According to Victorian guides on the subject, ballroom etiquette, should be conducted "with becoming politeness"; avoiding, at all costs, the appearance of "indecorous" behavior. Yet the madcap dance described by the Mock Turtle and the Gryphon is anything but "becoming and graceful."

"'You may not have lived much under the sea-' ('I haven't ,' said Alice)- 'and perhaps you were never even introduced to a lobster-' (Alice began to say 'I once tasted-' but then checked herself hastily and said 'No never') '-so you can have no idea what a delightful thing a Lobster-Quadrille is!'

'No, indeed,' said Alice. 'What sort of a dance is it?'

'Why,' said the Gryphon, 'you first form into a line along the sea-shore-'

'Two lines!' cried the Mock Turtle. 'Seals, turtles, salmon and so on: then, when you've cleared all the jelly-fish out of the way-'

"That generally takes some time,' interrupted the Gryphon.

'-you advance twice-'

'Each with a lobster as a partner!' cried the Gryphon.

'Of course,' the Mock Turtle said: 'advance twice, set to partners — '

'— change lobsters, and retire in same order,' continued the Gryphon." [Alice's Adventures in Wonderland, Norton Critical Edition, 78]

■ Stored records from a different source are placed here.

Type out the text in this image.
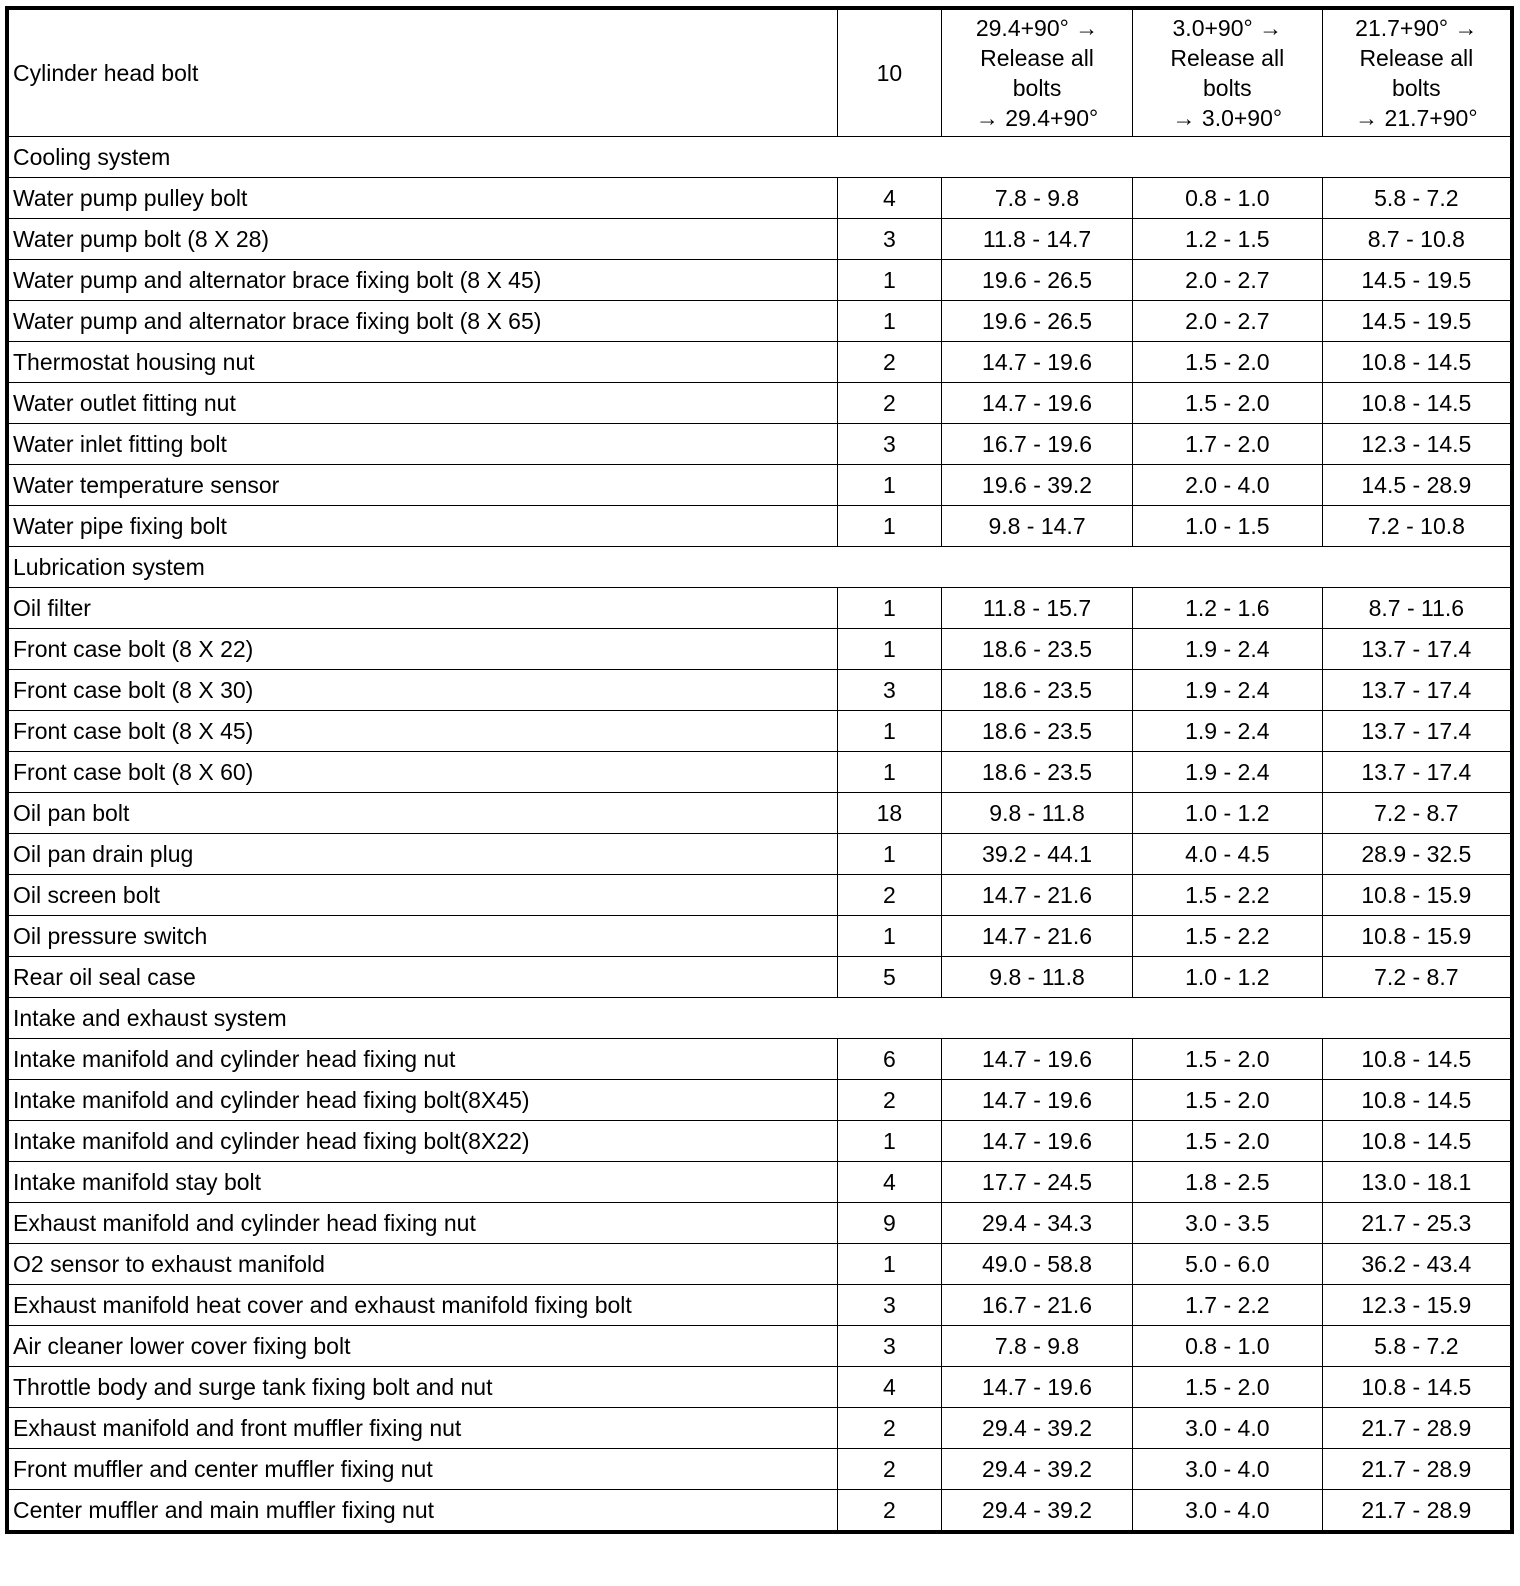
Cylinder head bolt	10	29.4+90° →
Release all
bolts
→ 29.4+90°	3.0+90° →
Release all
bolts
→ 3.0+90°	21.7+90° →
Release all
bolts
→ 21.7+90°

Cooling system				
Water pump pulley bolt	4	7.8 - 9.8	0.8 - 1.0	5.8 - 7.2
Water pump bolt (8 X 28)	3	11.8 - 14.7	1.2 - 1.5	8.7 - 10.8
Water pump and alternator brace fixing bolt (8 X 45)	1	19.6 - 26.5	2.0 - 2.7	14.5 - 19.5
Water pump and alternator brace fixing bolt (8 X 65)	1	19.6 - 26.5	2.0 - 2.7	14.5 - 19.5
Thermostat housing nut	2	14.7 - 19.6	1.5 - 2.0	10.8 - 14.5
Water outlet fitting nut	2	14.7 - 19.6	1.5 - 2.0	10.8 - 14.5
Water inlet fitting bolt	3	16.7 - 19.6	1.7 - 2.0	12.3 - 14.5
Water temperature sensor	1	19.6 - 39.2	2.0 - 4.0	14.5 - 28.9
Water pipe fixing bolt	1	9.8 - 14.7	1.0 - 1.5	7.2 - 10.8
Lubrication system				
Oil filter	1	11.8 - 15.7	1.2 - 1.6	8.7 - 11.6
Front case bolt (8 X 22)	1	18.6 - 23.5	1.9 - 2.4	13.7 - 17.4
Front case bolt (8 X 30)	3	18.6 - 23.5	1.9 - 2.4	13.7 - 17.4
Front case bolt (8 X 45)	1	18.6 - 23.5	1.9 - 2.4	13.7 - 17.4
Front case bolt (8 X 60)	1	18.6 - 23.5	1.9 - 2.4	13.7 - 17.4
Oil pan bolt	18	9.8 - 11.8	1.0 - 1.2	7.2 - 8.7
Oil pan drain plug	1	39.2 - 44.1	4.0 - 4.5	28.9 - 32.5
Oil screen bolt	2	14.7 - 21.6	1.5 - 2.2	10.8 - 15.9
Oil pressure switch	1	14.7 - 21.6	1.5 - 2.2	10.8 - 15.9
Rear oil seal case	5	9.8 - 11.8	1.0 - 1.2	7.2 - 8.7
Intake and exhaust system				
Intake manifold and cylinder head fixing nut	6	14.7 - 19.6	1.5 - 2.0	10.8 - 14.5
Intake manifold and cylinder head fixing bolt(8X45)	2	14.7 - 19.6	1.5 - 2.0	10.8 - 14.5
Intake manifold and cylinder head fixing bolt(8X22)	1	14.7 - 19.6	1.5 - 2.0	10.8 - 14.5
Intake manifold stay bolt	4	17.7 - 24.5	1.8 - 2.5	13.0 - 18.1
Exhaust manifold and cylinder head fixing nut	9	29.4 - 34.3	3.0 - 3.5	21.7 - 25.3
O2 sensor to exhaust manifold	1	49.0 - 58.8	5.0 - 6.0	36.2 - 43.4
Exhaust manifold heat cover and exhaust manifold fixing bolt	3	16.7 - 21.6	1.7 - 2.2	12.3 - 15.9
Air cleaner lower cover fixing bolt	3	7.8 - 9.8	0.8 - 1.0	5.8 - 7.2
Throttle body and surge tank fixing bolt and nut	4	14.7 - 19.6	1.5 - 2.0	10.8 - 14.5
Exhaust manifold and front muffler fixing nut	2	29.4 - 39.2	3.0 - 4.0	21.7 - 28.9
Front muffler and center muffler fixing nut	2	29.4 - 39.2	3.0 - 4.0	21.7 - 28.9
Center muffler and main muffler fixing nut	2	29.4 - 39.2	3.0 - 4.0	21.7 - 28.9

Though tradition abhors "galloping around...while dancing in quadrille," the Mock Turtle and the Gryphon push the boundaries of the fantastic by recommending a wild session involving various species and considerable water aerobics ("Turn a somersault in the sea!" cries the Turtle as he "caper[s] wildly about"). By setting his child's fantasia against the backdrop of established Victorian manners, Lewis Carroll both subverts convention and emphasizes the slightly skewed nature of the world when viewed through the eyes of a seven-year-old.

Just as the very name "Mock Turtle" derives from a child's interpretation of an adult term, so too is the outrageous "Lobster-Quadrille" a perversion of an adult reality. Carroll's images are not simply set in opposition to Lucien Carpenter's world of arid "ballroom etiquette"--rather, they incorporate elements of that sterner realm and realign them into a child's dreamland. While such wordplay is easily accessible to the young audience for whom Carroll originally wrote, it also forms a sly poke at the pious Victorian world so devoted to proper behavior. Like the nineteenth-century songs which recur throughout the book, stripped of their original moral by Carroll and supplemented with an extra helping of silliness, the Lobster-Quadrille draws on contemporary society to frame its hilarity. It is this contextualization which lends the Alice books their peculiar humor; without it, Carroll's satire could not resonate in an adult world.